Festejado por entusiastas como o "petróleo do futuro", o hidrogênio é um combustível produzido de diferentes formas e que, ao ser usado, não gera emissão de carbono. Ele também serve de matéria-prima para produtos em outros setores, como na indústria de aço, metais e fertilizantes, ou como fonte de energia.

Esse gás extremamente volátil é obtido a partir da separação de outros elementos químicos. Nesse processo atualmente se emprega sobretudo combustíveis fósseis, gerando emissões de carbono ao longo da cadeia produtiva. Porém, se a produção usa apenas fontes limpas de energia, como eólica e solar, o hidrogênio se torna climaticamente neutro, ajudando a reduzir as emissões em diversos setores da economia – daí o nome "hidrogênio verde".

Já o hidrogênio de baixo carbono é uma terminologia adotada no marco legal sobre o tema que tramita atualmente no Congresso, e que engloba tanto o hidrogênio verde quanto o produzido por meios poluentes, mas cujas emissões sejam de até quatro quilos de dióxido de carbono equivalente por quilograma de hidrogênio produzido (4 kgCO2eq/kgH2).
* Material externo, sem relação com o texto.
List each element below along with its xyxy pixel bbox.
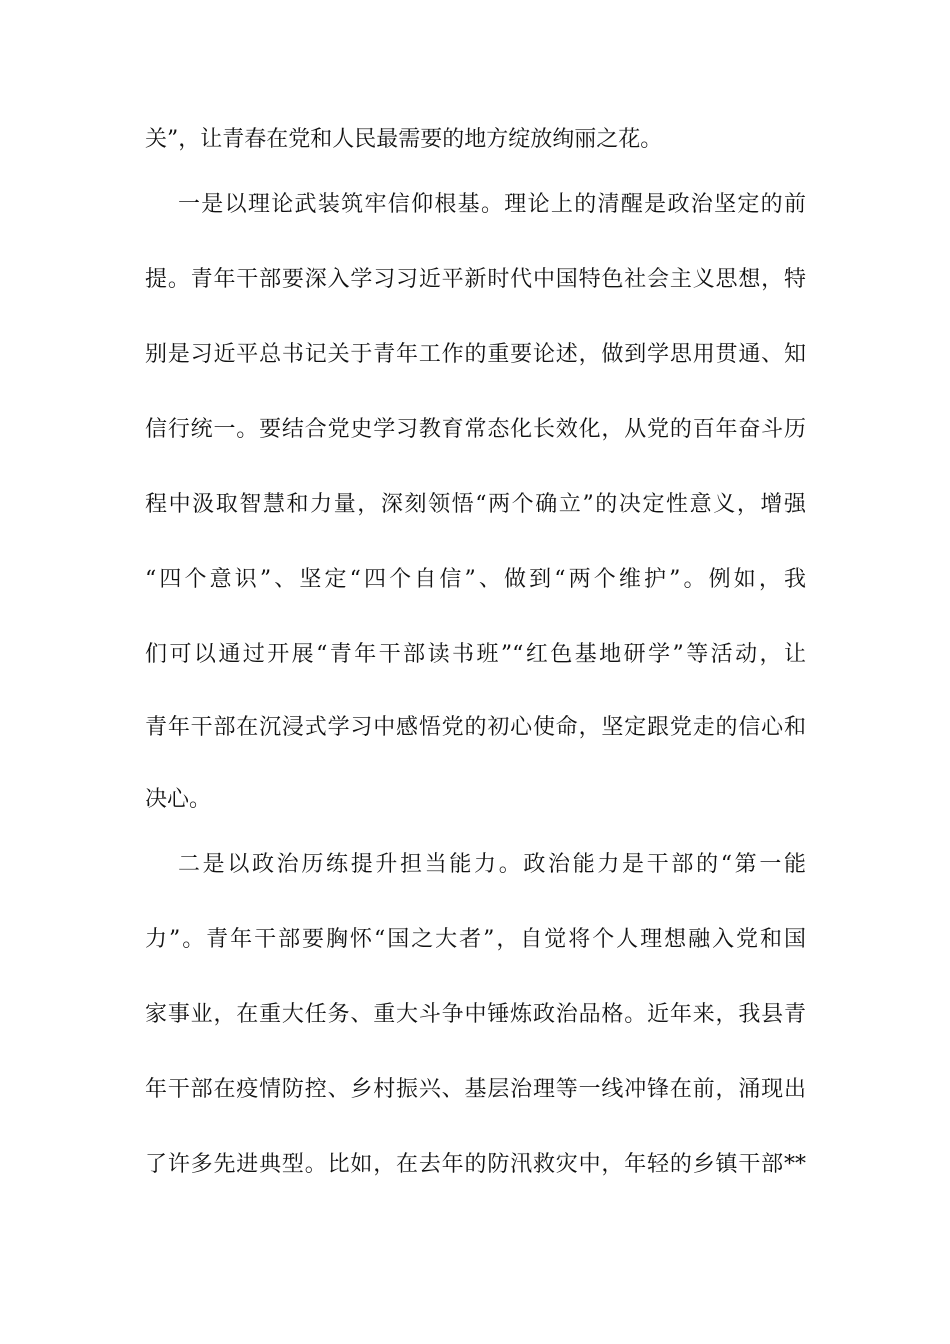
- paragraph-line: 力”。青年干部要胸怀“国之大者”，自觉将个人理想融入党和国: [145, 927, 806, 952]
- paragraph-line: 年干部在疫情防控、乡村振兴、基层治理等一线冲锋在前，涌现出: [145, 1077, 806, 1102]
- paragraph-line: 提。青年干部要深入学习习近平新时代中国特色社会主义思想，特: [145, 267, 806, 292]
- paragraph-line: 一是以理论武装筑牢信仰根基。理论上的清醒是政治坚定的前: [178, 192, 806, 217]
- paragraph-line: 家事业，在重大任务、重大斗争中锤炼政治品格。近年来，我县青: [145, 1002, 806, 1027]
- paragraph-line: 了许多先进典型。比如，在去年的防汛救灾中，年轻的乡镇干部**: [145, 1152, 806, 1177]
- paragraph-line: 们可以通过开展“青年干部读书班”“红色基地研学”等活动，让: [145, 642, 806, 667]
- paragraph-line: 关”，让青春在党和人民最需要的地方绽放绚丽之花。: [145, 127, 663, 152]
- paragraph-line: 青年干部在沉浸式学习中感悟党的初心使命，坚定跟党走的信心和: [145, 715, 806, 740]
- paragraph-line: 别是习近平总书记关于青年工作的重要论述，做到学思用贯通、知: [145, 342, 806, 367]
- paragraph-line: 程中汲取智慧和力量，深刻领悟“两个确立”的决定性意义，增强: [145, 492, 806, 517]
- paragraph-line: 信行统一。要结合党史学习教育常态化长效化，从党的百年奋斗历: [145, 417, 806, 442]
- paragraph-line: 决心。: [145, 787, 212, 812]
- paragraph-line: “四个意识”、坚定“四个自信”、做到“两个维护”。例如，我: [145, 567, 806, 592]
- paragraph-line: 二是以政治历练提升担当能力。政治能力是干部的“第一能: [178, 852, 806, 877]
·        Descarbonização como oportunidade de desenvolvimento tecnológico

A parceria com o Fraunhofer se dá no contexto do Plano de Transformação Ecológica (PTE), uma estratégia da Fazenda que, segundo Dubeux, mira não apenas na descarbonização da economia, mas também no desenvolvimento tecnológico do setor produtivo, com geração de empregos locais.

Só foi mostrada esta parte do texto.